Forstater: A side note on the client in this Benner project: They specified non-IP cameras, but we found going analog was vastly more costly and less powerful. That’s really where the consultant should come in to say, “No, it’s going to cost you more here, but it will cost you less there.” There are no hard and fast rules with a lot of this integration of technologies. It really applies differently in different locations.
Easter: In terms of analog versus digital, and every other solution, it depends on the size of the site, whether it’s a state facility, county facility or federal facility, how it’s laid out in terms of lines of sight, and so forth, and, of course, what they want to accomplish.
Forstater: I think the point we’re all making here is that decisions are not being made on a clear basis, but rather on the basis of cost — as troubling as that may be — due to the situation government budgets are in right now. And unfortunately, they’re not always right.

What are the consequences for the owner of making decisions solely on the basis of price point?

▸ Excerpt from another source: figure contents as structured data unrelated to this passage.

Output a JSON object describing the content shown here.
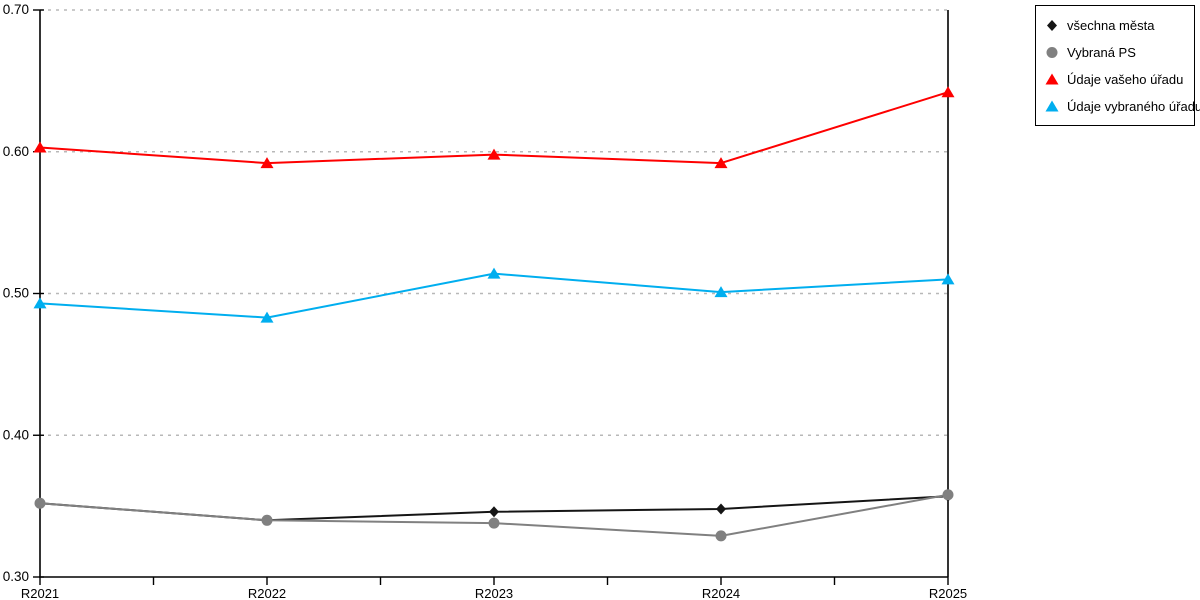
{
  "chart_data": {
    "type": "line",
    "title": "",
    "xlabel": "",
    "ylabel": "",
    "categories": [
      "R2021",
      "R2022",
      "R2023",
      "R2024",
      "R2025"
    ],
    "series": [
      {
        "name": "všechna města",
        "marker": "diamond",
        "color": "#151515",
        "values": [
          0.352,
          0.34,
          0.346,
          0.348,
          0.357
        ]
      },
      {
        "name": "Vybraná PS",
        "marker": "circle",
        "color": "#808080",
        "values": [
          0.352,
          0.34,
          0.338,
          0.329,
          0.358
        ]
      },
      {
        "name": "Údaje vašeho úřadu",
        "marker": "triangle",
        "color": "#fe0000",
        "values": [
          0.603,
          0.592,
          0.598,
          0.592,
          0.642
        ]
      },
      {
        "name": "Údaje vybraného úřadu",
        "marker": "triangle",
        "color": "#00aeef",
        "values": [
          0.493,
          0.483,
          0.514,
          0.501,
          0.51
        ]
      }
    ],
    "ylim": [
      0.3,
      0.7
    ],
    "ytick_step": 0.1,
    "ytick_labels": [
      "0.30",
      "0.40",
      "0.50",
      "0.60",
      "0.70"
    ],
    "x_minor_ticks_between_labels": 1,
    "grid": "horizontal-dotted",
    "gridline_color": "#b8b8b8",
    "axis_color": "#000000",
    "legend_position": "top-right"
  }
}
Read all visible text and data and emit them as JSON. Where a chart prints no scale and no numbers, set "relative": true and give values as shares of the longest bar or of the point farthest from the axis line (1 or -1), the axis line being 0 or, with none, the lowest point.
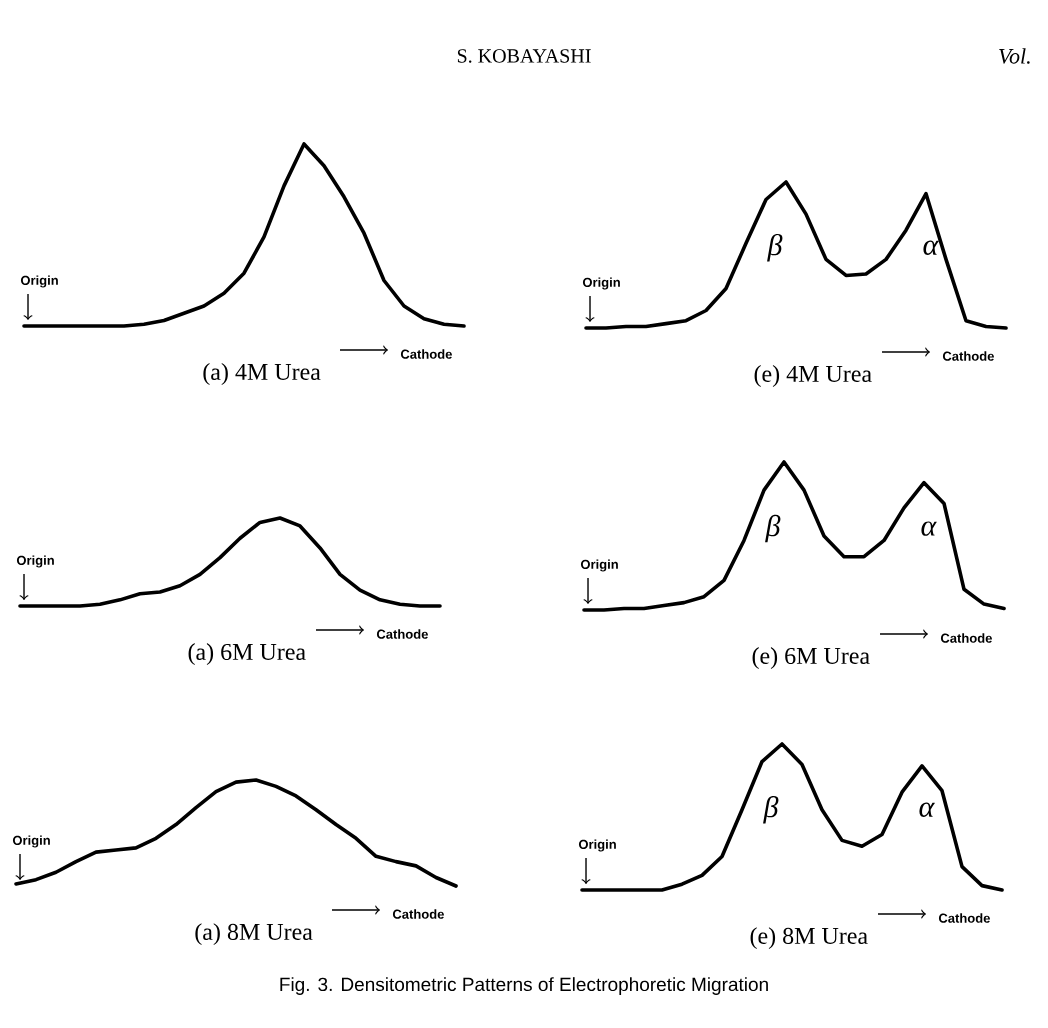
{
  "chart_data": [
    {
      "type": "line",
      "relative": true,
      "color": "#000000",
      "xlabel": "(a)   4M Urea",
      "annotations": [
        "Origin",
        "Cathode",
        "S. KOBAYASHI",
        "Vol."
      ],
      "categories": [
        null,
        null,
        null,
        null,
        null,
        null,
        null,
        null,
        null,
        null,
        null,
        null,
        null,
        null,
        null,
        null,
        null,
        null,
        null,
        null,
        null,
        null,
        null
      ],
      "values": [
        0,
        0,
        0,
        0,
        0,
        0,
        0.01,
        0.03,
        0.07,
        0.11,
        0.18,
        0.29,
        0.49,
        0.77,
        1.0,
        0.88,
        0.71,
        0.51,
        0.25,
        0.11,
        0.04,
        0.01,
        0
      ]
    },
    {
      "type": "line",
      "relative": true,
      "color": "#000000",
      "xlabel": "(e)   4M Urea",
      "annotations": [
        "Origin",
        "Cathode",
        "β",
        "α"
      ],
      "categories": [
        null,
        null,
        null,
        null,
        null,
        null,
        null,
        null,
        null,
        null,
        null,
        null,
        null,
        null,
        null,
        null,
        null,
        null,
        null,
        null,
        null,
        null
      ],
      "values": [
        0,
        0,
        0.01,
        0.01,
        0.03,
        0.05,
        0.12,
        0.27,
        0.58,
        0.88,
        1,
        0.78,
        0.47,
        0.36,
        0.37,
        0.47,
        0.67,
        0.92,
        0.47,
        0.05,
        0.01,
        0
      ]
    },
    {
      "type": "line",
      "relative": true,
      "color": "#000000",
      "xlabel": "(a)   6M Urea",
      "annotations": [
        "Origin",
        "Cathode"
      ],
      "categories": [
        null,
        null,
        null,
        null,
        null,
        null,
        null,
        null,
        null,
        null,
        null,
        null,
        null,
        null,
        null,
        null,
        null,
        null,
        null,
        null,
        null,
        null
      ],
      "values": [
        0,
        0,
        0,
        0,
        0.02,
        0.07,
        0.14,
        0.16,
        0.23,
        0.36,
        0.55,
        0.77,
        0.95,
        1,
        0.91,
        0.66,
        0.36,
        0.18,
        0.07,
        0.02,
        0,
        0
      ]
    },
    {
      "type": "line",
      "relative": true,
      "color": "#000000",
      "xlabel": "(e)   6M Urea",
      "annotations": [
        "Origin",
        "Cathode",
        "β",
        "α"
      ],
      "categories": [
        null,
        null,
        null,
        null,
        null,
        null,
        null,
        null,
        null,
        null,
        null,
        null,
        null,
        null,
        null,
        null,
        null,
        null,
        null,
        null,
        null,
        null
      ],
      "values": [
        0,
        0,
        0.01,
        0.01,
        0.03,
        0.05,
        0.09,
        0.2,
        0.47,
        0.81,
        1,
        0.81,
        0.5,
        0.36,
        0.36,
        0.47,
        0.69,
        0.86,
        0.72,
        0.14,
        0.04,
        0.01
      ]
    },
    {
      "type": "line",
      "relative": true,
      "color": "#000000",
      "xlabel": "(a)   8M Urea",
      "annotations": [
        "Origin",
        "Cathode"
      ],
      "categories": [
        null,
        null,
        null,
        null,
        null,
        null,
        null,
        null,
        null,
        null,
        null,
        null,
        null,
        null,
        null,
        null,
        null,
        null,
        null,
        null,
        null,
        null,
        null
      ],
      "values": [
        0.02,
        0.06,
        0.13,
        0.23,
        0.32,
        0.34,
        0.36,
        0.45,
        0.58,
        0.74,
        0.89,
        0.98,
        1,
        0.94,
        0.85,
        0.72,
        0.58,
        0.45,
        0.28,
        0.23,
        0.19,
        0.08,
        0
      ]
    },
    {
      "type": "line",
      "relative": true,
      "color": "#000000",
      "xlabel": "(e)   8M Urea",
      "annotations": [
        "Origin",
        "Cathode",
        "β",
        "α",
        "Fig.  3.     Densitometric Patterns of Electrophoretic Migration"
      ],
      "categories": [
        null,
        null,
        null,
        null,
        null,
        null,
        null,
        null,
        null,
        null,
        null,
        null,
        null,
        null,
        null,
        null,
        null,
        null,
        null,
        null,
        null,
        null
      ],
      "values": [
        0,
        0,
        0,
        0,
        0,
        0.04,
        0.1,
        0.23,
        0.55,
        0.88,
        1,
        0.86,
        0.55,
        0.34,
        0.3,
        0.38,
        0.67,
        0.85,
        0.68,
        0.16,
        0.03,
        0
      ]
    }
  ]
}
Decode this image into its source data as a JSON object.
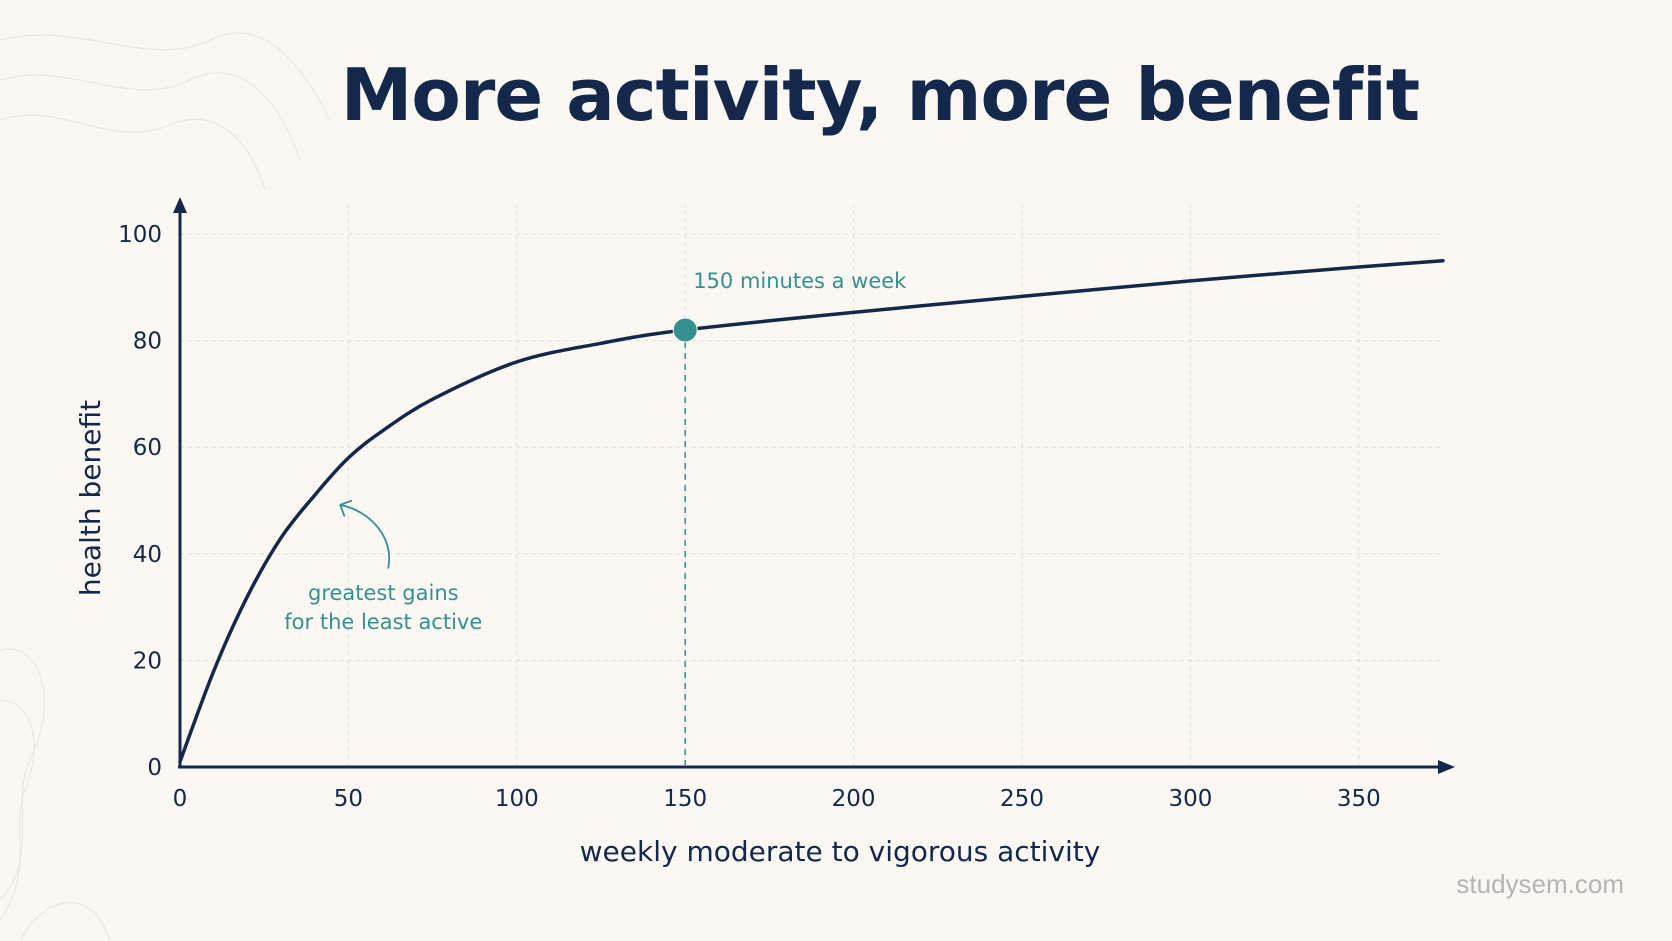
{
  "colors": {
    "background": "#fbf8f3",
    "ink": "#13284a",
    "accent": "#35908f",
    "watermark": "#b4b4b4"
  },
  "watermark": "studysem.com",
  "chart_data": {
    "type": "line",
    "title": "More activity, more benefit",
    "xlabel": "weekly moderate to vigorous activity",
    "ylabel": "health benefit",
    "xlim": [
      0,
      375
    ],
    "ylim": [
      0,
      100
    ],
    "x_ticks": [
      0,
      50,
      100,
      150,
      200,
      250,
      300,
      350
    ],
    "y_ticks": [
      0,
      20,
      40,
      60,
      80,
      100
    ],
    "grid": true,
    "series": [
      {
        "x": [
          0,
          10,
          20,
          30,
          40,
          50,
          60,
          75,
          100,
          125,
          150,
          200,
          250,
          300,
          350,
          375
        ],
        "y": [
          1,
          18,
          32,
          43,
          51,
          58,
          63,
          69,
          76,
          79.5,
          82,
          85.3,
          88.3,
          91.2,
          93.8,
          95
        ]
      }
    ],
    "annotations": [
      {
        "id": "highlight",
        "x": 150,
        "y": 82,
        "marker": "point",
        "dropline": true,
        "lines": [
          "150 minutes a week"
        ]
      },
      {
        "id": "gains",
        "x": 47,
        "y": 52,
        "marker": "arrow",
        "lines": [
          "greatest gains",
          "for the least active"
        ]
      }
    ]
  }
}
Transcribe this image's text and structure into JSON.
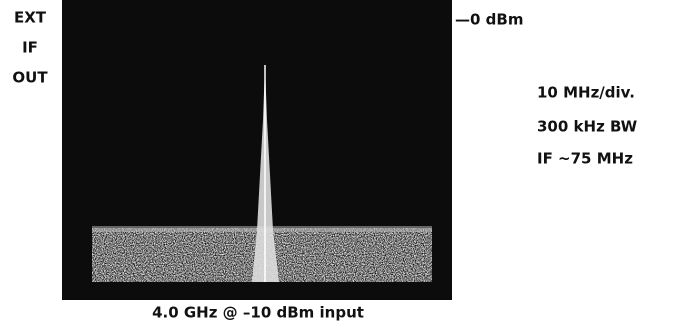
{
  "left_label": [
    "EXT",
    "IF",
    "OUT"
  ],
  "reference_label": "—0 dBm",
  "settings": [
    "10 MHz/div.",
    "300 kHz BW",
    "IF ~75 MHz"
  ],
  "caption": "4.0 GHz @ –10 dBm input"
}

Easter: Basically, the likelihood is that one or two years down the road, the thing is going to crash, or they’re going to have one problem after another.
In many cases, they will end up either put a Band-Aid on it and spend a lot of money on a service agreement, or they will rip the whole thing out after much less time than it should last. That’s what we’ve seen in facilities that are just six, seven, eight years old that should be working but aren’t. Often these facilities end up holding the bag, with no drawings — it’s the darnedest thing I’ve ever seen. They end up with no documentation, or very little, which makes it very hard to go in there and try to figure out what the previous guy left behind. So, you can see, in the end it’s a tough deal for the end user.
Speakman: This kind of practice creates additional exposure for the end user. Anytime you have construction conflicts, you are guaranteed to have owner issues downstream. The smoother the job goes for all parties — owner, consultant, contractor — the better the job will be for everyone through the life cycle of the facility.